Chapel Hill, N.C. – From its well-preserved historic districts to its quiet winding streets and its bustling downtown area, Chapel Hill certainly lives up to its nickname as the ‘Southern Part of Heaven.’
Colorado Springs, Colo. – Nestled at the base of the Rocky Mountains, visitors to Colorado Springs can enjoy commanding views of Pikes Peak from just about any part of this vibrant, historic town.
Dandridge, Tenn. – With its idyllic natural setting in the foothills of the Great Smoky Mountains, a welcoming small town spirit and a charming historic downtown, Dandridge epitomizes the quintessential Southern Appalachian town.
Eureka, Calif. – Located on the Northern California coast, Eureka is a beautifully preserved Victorian seaport that features a lively Old Town, the Carson Mansion - one of the most photographed homes in America - and nearby forests of majestic old growth redwoods.
Muskogee, Okla. – Once the unofficial capital of Indian Territory, Muskogee’s storied past and Native American, African American and Euro American influences are well-preserved and the vibrant town has many unique festivals, museums, restaurants and more.
New Bedford, Mass. – Once one of the world’s largest whaling ports, New Bedford is awash in maritime history, as well as scenic beaches, abundant architectural and historical riches, diverse neighborhoods and a burgeoning arts community.

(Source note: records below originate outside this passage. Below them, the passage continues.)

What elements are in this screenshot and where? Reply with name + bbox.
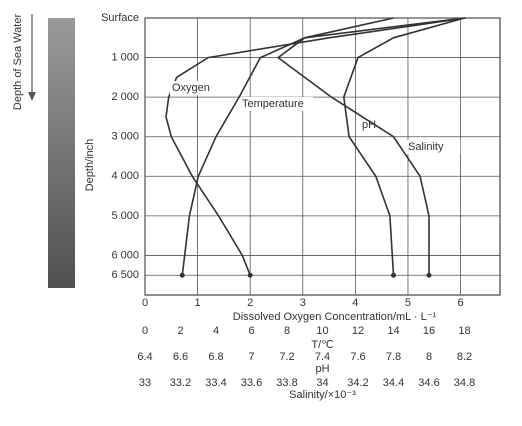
y-tick-label: 6 000 [111, 249, 139, 261]
depth-bar [48, 18, 75, 288]
x-tick-label: 6.8 [208, 351, 223, 363]
x-tick-label: 16 [423, 325, 435, 337]
x-tick-label: 0 [142, 325, 148, 337]
x-tick-label: 5 [405, 297, 411, 309]
series-line [342, 17, 465, 276]
series-line [165, 17, 466, 276]
y-tick-label: 3 000 [111, 131, 139, 143]
label-bg [240, 97, 314, 111]
x-axis-label: T/℃ [311, 339, 333, 351]
end-point [247, 272, 253, 278]
x-tick-label: 7.8 [386, 351, 401, 363]
x-tick-label: 8 [284, 325, 290, 337]
x-tick-label: 2 [177, 325, 183, 337]
x-tick-label: 18 [458, 325, 470, 337]
x-tick-label: 12 [352, 325, 364, 337]
x-tick-label: 6.6 [173, 351, 188, 363]
y-tick-label: Surface [101, 12, 139, 24]
y-tick-label: 6 500 [111, 269, 139, 281]
series-label: pH [362, 119, 376, 131]
x-tick-label: 0 [142, 297, 148, 309]
x-tick-label: 7.4 [315, 351, 330, 363]
x-tick-label: 34.2 [347, 377, 368, 389]
x-tick-label: 8 [426, 351, 432, 363]
x-tick-label: 8.2 [457, 351, 472, 363]
y-axis-label: Depth/inch [84, 139, 96, 192]
x-tick-label: 33.8 [276, 377, 297, 389]
x-axis-label: Salinity/×10⁻³ [289, 389, 356, 401]
y-tick-label: 4 000 [111, 170, 139, 182]
x-tick-label: 10 [316, 325, 328, 337]
end-point [391, 272, 396, 278]
side-label: Depth of Sea Water [12, 14, 24, 111]
x-axis-label: pH [315, 363, 329, 375]
end-point [426, 272, 432, 278]
series-label: Oxygen [172, 82, 210, 94]
x-tick-label: 3 [300, 297, 306, 309]
x-tick-label: 6 [457, 297, 463, 309]
y-tick-label: 5 000 [111, 210, 139, 222]
y-tick-label: 1 000 [111, 51, 139, 63]
series-label: Temperature [242, 98, 304, 110]
series-label: Salinity [408, 141, 444, 153]
series-line [181, 17, 465, 276]
x-axis-label: Dissolved Oxygen Concentration/mL · L⁻¹ [233, 311, 437, 323]
x-tick-label: 7.6 [350, 351, 365, 363]
label-bg [406, 140, 461, 154]
x-tick-label: 33.4 [205, 377, 226, 389]
label-bg [360, 118, 377, 132]
x-tick-label: 7 [248, 351, 254, 363]
x-tick-label: 34.8 [454, 377, 475, 389]
x-tick-label: 34.6 [418, 377, 439, 389]
x-tick-label: 7.2 [279, 351, 294, 363]
x-tick-label: 2 [247, 297, 253, 309]
x-tick-label: 4 [352, 297, 358, 309]
label-bg [170, 81, 212, 95]
x-tick-label: 1 [195, 297, 201, 309]
y-tick-label: 2 000 [111, 91, 139, 103]
end-point [179, 272, 185, 278]
depth-arrow-head [28, 92, 36, 101]
x-tick-label: 33.2 [170, 377, 191, 389]
x-tick-label: 4 [213, 325, 219, 337]
x-tick-label: 33.6 [241, 377, 262, 389]
x-tick-label: 34 [316, 377, 328, 389]
plot-frame [144, 17, 501, 296]
x-tick-label: 34.4 [383, 377, 404, 389]
x-tick-label: 33 [139, 377, 151, 389]
x-tick-label: 6 [248, 325, 254, 337]
x-tick-label: 6.4 [137, 351, 152, 363]
series-line [276, 17, 430, 276]
x-tick-label: 14 [387, 325, 399, 337]
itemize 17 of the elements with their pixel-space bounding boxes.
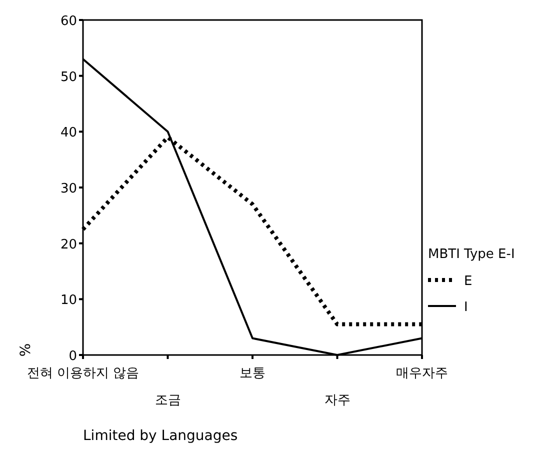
legend-label: E [464,274,472,289]
y-tick-label: 60 [60,14,77,29]
legend-title: MBTI Type E-I [428,247,515,262]
x-tick-label: 조금 [154,393,181,408]
x-tick-label: 자주 [324,393,350,408]
x-tick-label: 전혀 이용하지 않음 [26,366,140,381]
y-tick-label: 10 [60,293,77,308]
legend-label: I [464,300,468,315]
y-tick-label: 20 [60,237,77,252]
y-tick-label: 0 [68,349,77,364]
y-tick-label: 30 [60,182,77,196]
y-axis-title: % [18,343,34,357]
x-tick-label: 보통 [240,366,266,381]
y-tick-label: 40 [60,126,77,141]
x-axis-title: Limited by Languages [83,428,238,444]
y-tick-label: 50 [60,70,77,85]
x-tick-label: 매우자주 [396,366,448,381]
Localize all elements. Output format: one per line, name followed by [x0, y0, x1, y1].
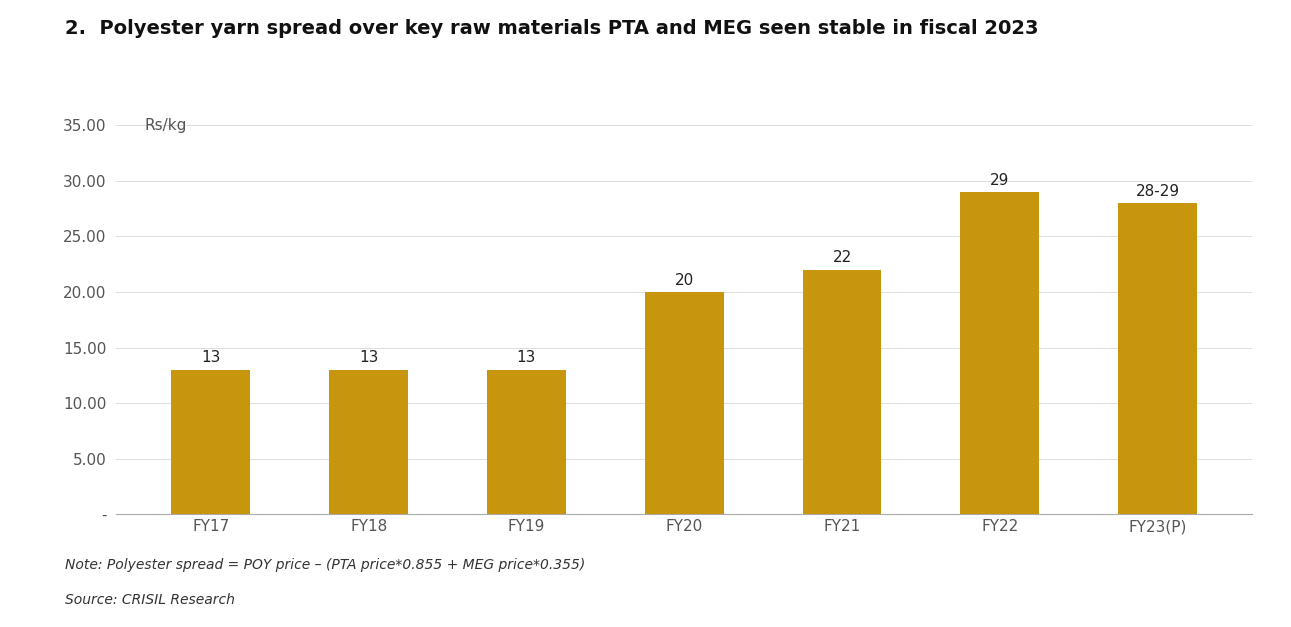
Text: Note: Polyester spread = POY price – (PTA price*0.855 + MEG price*0.355): Note: Polyester spread = POY price – (PT… [65, 558, 585, 572]
Text: 13: 13 [201, 350, 221, 366]
Text: 22: 22 [833, 250, 852, 265]
Bar [487, 370, 565, 514]
Text: 2.  Polyester yarn spread over key raw materials PTA and MEG seen stable in fisc: 2. Polyester yarn spread over key raw ma… [65, 19, 1038, 38]
Bar [644, 292, 724, 514]
Bar [803, 270, 882, 514]
Text: 13: 13 [516, 350, 536, 366]
Bar [172, 370, 250, 514]
Text: Rs/kg: Rs/kg [145, 118, 187, 133]
Bar [329, 370, 408, 514]
Bar [1118, 203, 1197, 514]
Bar [961, 192, 1039, 514]
Text: 13: 13 [359, 350, 378, 366]
Text: Source: CRISIL Research: Source: CRISIL Research [65, 593, 235, 606]
Text: 20: 20 [675, 273, 693, 288]
Text: 28-29: 28-29 [1136, 184, 1180, 199]
Text: 29: 29 [990, 172, 1010, 187]
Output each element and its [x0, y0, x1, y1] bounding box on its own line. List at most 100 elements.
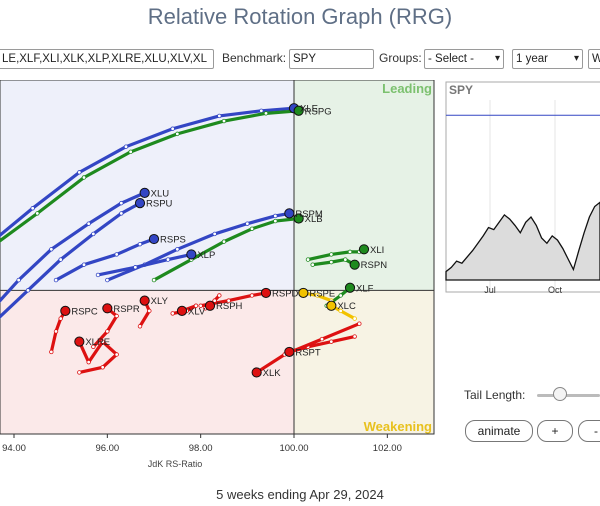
quadrant-improving — [0, 80, 294, 291]
head-xlf[interactable] — [344, 282, 356, 293]
benchmark-label: Benchmark: — [222, 51, 287, 65]
label-xlp: XLP — [197, 250, 215, 261]
head-rspn[interactable] — [349, 259, 360, 270]
head-rspm[interactable] — [284, 208, 295, 219]
chevron-down-icon: ▾ — [494, 53, 500, 64]
tail-point-rspm — [273, 213, 278, 219]
head-rspr[interactable] — [102, 303, 113, 314]
tail-rspn — [311, 257, 357, 267]
tail-point-xly — [147, 308, 152, 314]
tail-point-xlre — [114, 352, 119, 357]
rrg-tails — [0, 106, 366, 375]
tail-point-xlb — [273, 218, 278, 224]
head-rspg[interactable] — [293, 105, 304, 116]
tail-point-rspu — [91, 231, 96, 237]
tail-point-rspm — [212, 231, 217, 237]
tail-rspg — [0, 109, 301, 243]
tail-point-rspr — [91, 344, 96, 349]
tail-rspu — [0, 201, 142, 319]
tail-point-xlre — [100, 339, 105, 344]
tail-point-xlb — [151, 277, 157, 283]
tail-point-xli — [329, 252, 334, 257]
tail-point-xlu — [86, 221, 91, 226]
tail-plus-button[interactable]: + — [537, 420, 573, 442]
tail-point-rspg — [175, 131, 180, 137]
tail-point-rspd — [226, 298, 231, 303]
head-rspe[interactable] — [298, 287, 309, 299]
head-rspc[interactable] — [60, 305, 71, 316]
tail-point-rspd — [249, 293, 255, 298]
label-xlu: XLU — [151, 188, 170, 199]
tail-point-rspu — [25, 288, 31, 293]
tail-point-rspc — [58, 316, 63, 321]
animate-button[interactable]: animate — [465, 420, 533, 442]
tail-xlp — [96, 252, 193, 277]
tail-point-xlb — [221, 239, 227, 244]
tail-point-xlp — [165, 257, 171, 262]
head-xlv[interactable] — [176, 305, 188, 316]
tail-length-slider[interactable] — [553, 387, 567, 401]
tail-point-rspu — [58, 257, 63, 262]
tail-point-xlc — [338, 308, 343, 314]
label-xlb: XLB — [305, 214, 323, 225]
groups-select[interactable]: - Select - ▾ — [424, 49, 504, 69]
tail-length-label: Tail Length: — [464, 388, 526, 402]
tail-point-rspc — [49, 349, 54, 355]
x-axis-ticks: 94.00 96.00 98.00 100.00 102.00 — [2, 434, 402, 454]
tail-point-rspg — [35, 211, 40, 216]
tail-point-rspg — [263, 111, 269, 116]
tail-point-rspn — [343, 257, 348, 262]
groups-select-value: - Select - — [428, 53, 475, 65]
x-tick-label: 100.00 — [279, 443, 308, 454]
head-xly[interactable] — [139, 295, 150, 306]
tail-point-xlk — [357, 321, 362, 326]
tail-minus-button[interactable]: - — [578, 420, 600, 442]
label-rspg: RSPG — [305, 106, 332, 117]
label-rspn: RSPN — [361, 260, 388, 271]
head-xlk[interactable] — [251, 367, 262, 378]
tail-rspr — [91, 306, 119, 349]
quadrant-backgrounds — [0, 80, 435, 435]
tail-point-xle — [77, 170, 82, 175]
tail-xlre — [77, 340, 119, 375]
head-xlu[interactable] — [139, 187, 150, 198]
head-rspd[interactable] — [260, 287, 272, 299]
label-xlre: XLRE — [85, 337, 110, 348]
tail-point-rspg — [221, 118, 227, 124]
head-rspu[interactable] — [134, 198, 146, 209]
benchmark-input[interactable]: SPY — [289, 49, 374, 69]
head-xlre[interactable] — [74, 336, 85, 347]
tail-point-xlu — [49, 247, 54, 252]
head-rspt[interactable] — [284, 346, 295, 358]
head-rsph[interactable] — [204, 300, 216, 311]
tail-point-xlc — [352, 316, 357, 321]
label-xle: XLE — [300, 104, 318, 115]
tail-point-xli — [305, 257, 311, 262]
period-select-value: 1 year — [516, 53, 548, 65]
period-select[interactable]: 1 year ▾ — [512, 49, 583, 69]
label-xly: XLY — [151, 296, 169, 307]
tail-point-xle — [217, 113, 222, 119]
tail-point-rsps — [53, 277, 59, 283]
tail-point-xlp — [133, 265, 138, 270]
tail-length-track[interactable] — [537, 394, 600, 397]
head-rsps[interactable] — [148, 233, 160, 245]
tail-point-xlu — [119, 200, 124, 206]
tail-point-rspc — [53, 329, 59, 334]
head-xlc[interactable] — [326, 300, 337, 311]
symbols-input[interactable]: LE,XLF,XLI,XLK,XLP,XLRE,XLU,XLV,XL — [0, 49, 214, 69]
plot-frame — [0, 80, 435, 435]
tail-point-xly — [137, 324, 143, 329]
head-xli[interactable] — [358, 244, 370, 255]
tail-point-rspt — [329, 339, 334, 344]
tail-point-xle — [123, 144, 129, 149]
tail-xlu — [0, 191, 147, 303]
head-xlb[interactable] — [293, 213, 304, 224]
head-xlp[interactable] — [186, 249, 197, 260]
tail-point-rsps — [114, 252, 119, 257]
quadrant-leading — [294, 80, 434, 291]
extra-select[interactable]: W — [588, 49, 600, 69]
label-rspe: RSPE — [309, 288, 335, 299]
tail-point-xlre — [77, 370, 82, 375]
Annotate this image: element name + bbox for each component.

Paducah, Ky. – The heart of Kentucky’s Four Rivers region, visitors to Paducah will find thriving historic districts filled with turn of the century architecture and one-of-a-kind shops and eateries as well as a community that creatively celebrates its cultural and artistic heritage.
San Angelo, Texas – A frontier city with a rich past, San Angelo offers visitors an authentic Old West experience, a bustling downtown historic district and vibrant cultural offerings.
Saint Paul, Minn. – Known for some of Minnesota’s most famous historic buildings—including the Cass Gilbert-designed State Capitol and the home of F. Scott Fitzgerald—visitors to St. Paul can browse the quaint shops of Grand Avenue, dine in the strikingly restored warehouse district, or be awed by the stately mansions along Summit Avenue.
Sheridan, Wyo. – Set in “the shadow of the Big Horns,” Sheridan offers a vibrant Main Street commercial district, abundant recreational opportunities, and an authentic Western experience.
Sonoma, Calif. – Dating back to the early 19th and set amidst winding country roads and family-owned vineyards, Sonoma offers all the perks of being in the heart of wine country, with the added benefit of a laid back vibe that complements the award-winning wine and food.
2011 marks the twelfth announcement of the National Trust for Historic Preservation’s Dozen Distinctive Destinations annual list. To date, there are 144 Distinctive Destinations located in 46 states throughout the country. To see a complete list and to vote for the 2011 Fan Favorite Destination, visit www.PreservationNation.org/ddd. The title of Distinctive Destination is presented to cities and towns that offer an authentic visitor experience by combining dynamic downtowns, cultural diversity, attractive architecture, cultural landscapes and a strong commitment to historic preservation, sustainability and revitalization. In each community, residents have taken forceful action to protect their town’s character and sense of place.
The National Trust for Historic Preservation, a privately funded nonprofit organization, works to save America’s historic places.